Writing Style

Shakespeare wrote both in prose—unrhyming, unmetered lines—and verse. A Midsummer Night’s Dream, specifically, features trochaic verse in addition to iambic pentameter. 

Characters in Shakespeare’s works often speak in prose to denote a lower status or a more familiar relationship. In Dream, the mechanicals often speak in prose; for example, in Act I, Scene 2, Bottom replies to Quince, assigning parts for their play: 

BOTTOM. Let me play the lion too. I will roar that I will do any man’s heart good to hear me. I will roar that I will make the Duke say “Let him roar again. Let him roar again!” (1.2.68-71). 

Characters in Shakespeare’s works often speak in verse to denote that they are noble or of the upper-class. Shakespeare uses blank-verse, in which there is no rhyme, but an internal rhythm; he mostly favors iambic pentameter. An iamb is a metrical foot consisting of one unstressed syllable and one stressed syllable; pentameter indicates that each line has five of these metrical feet. (Iambic verse is often compared to the human heart beat, a steady da-DUM, da-DUM.) The lovers in Dream often use verse in their language; the following shows unstressed syllables as not bolded and stressed syllables as bolded:  

LYSANDER. How now, my love? Why is your cheek so pale?

How chance the roses there do fade so fast?

HERMIA. Belike for want of rain, which I could well 

Beteem them from the tempest of my eyes. (1.1.130-133)

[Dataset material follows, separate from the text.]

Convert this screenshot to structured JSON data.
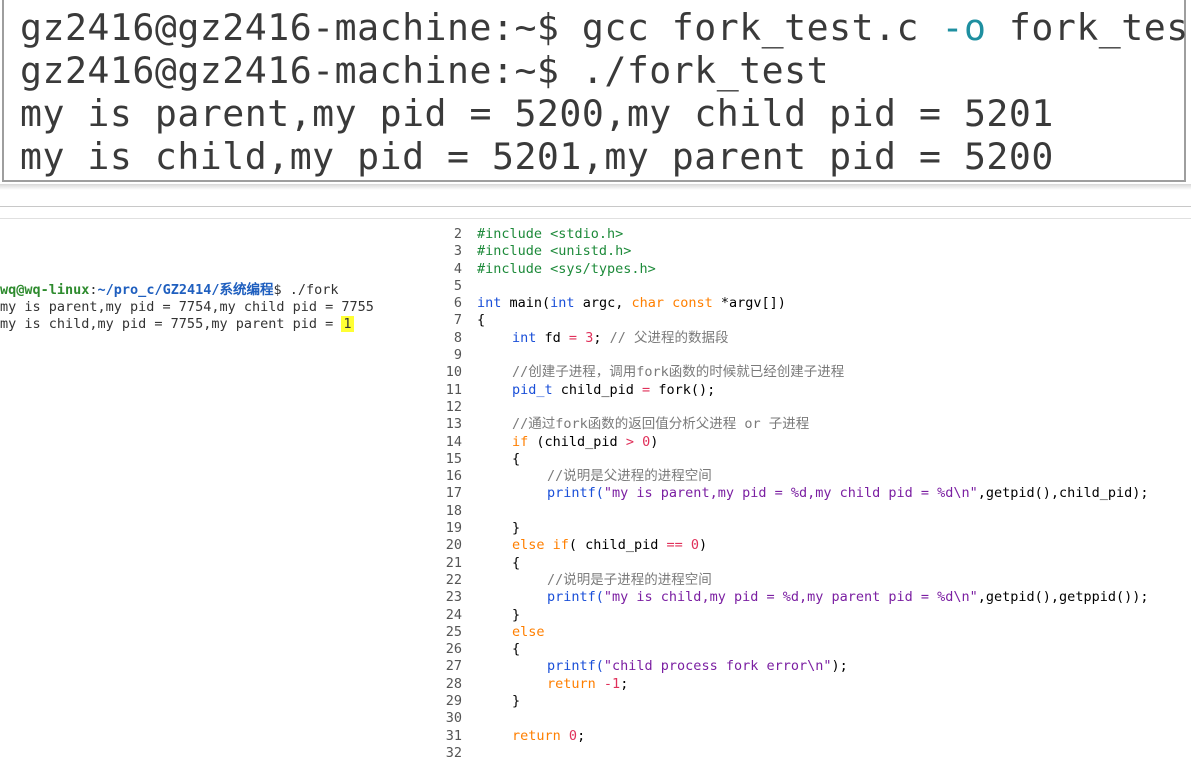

Characters in Dream also speak in trochaic verse from time to time; Shakespeare uses it when the fairies were engaging in magic and chanting spells. Trochaic verse is the inverse of iambic verse, with each metrical foot consisting of a stressed, then unstressed syllable. The verse, shortened by one syllable often, is used to distinguish the words spoken from the majority of the words spoken:

OBERON. Flower of this purple dye,

Hit with Cupid’s archery,

Sink in apple of his eye (3.2.104–106).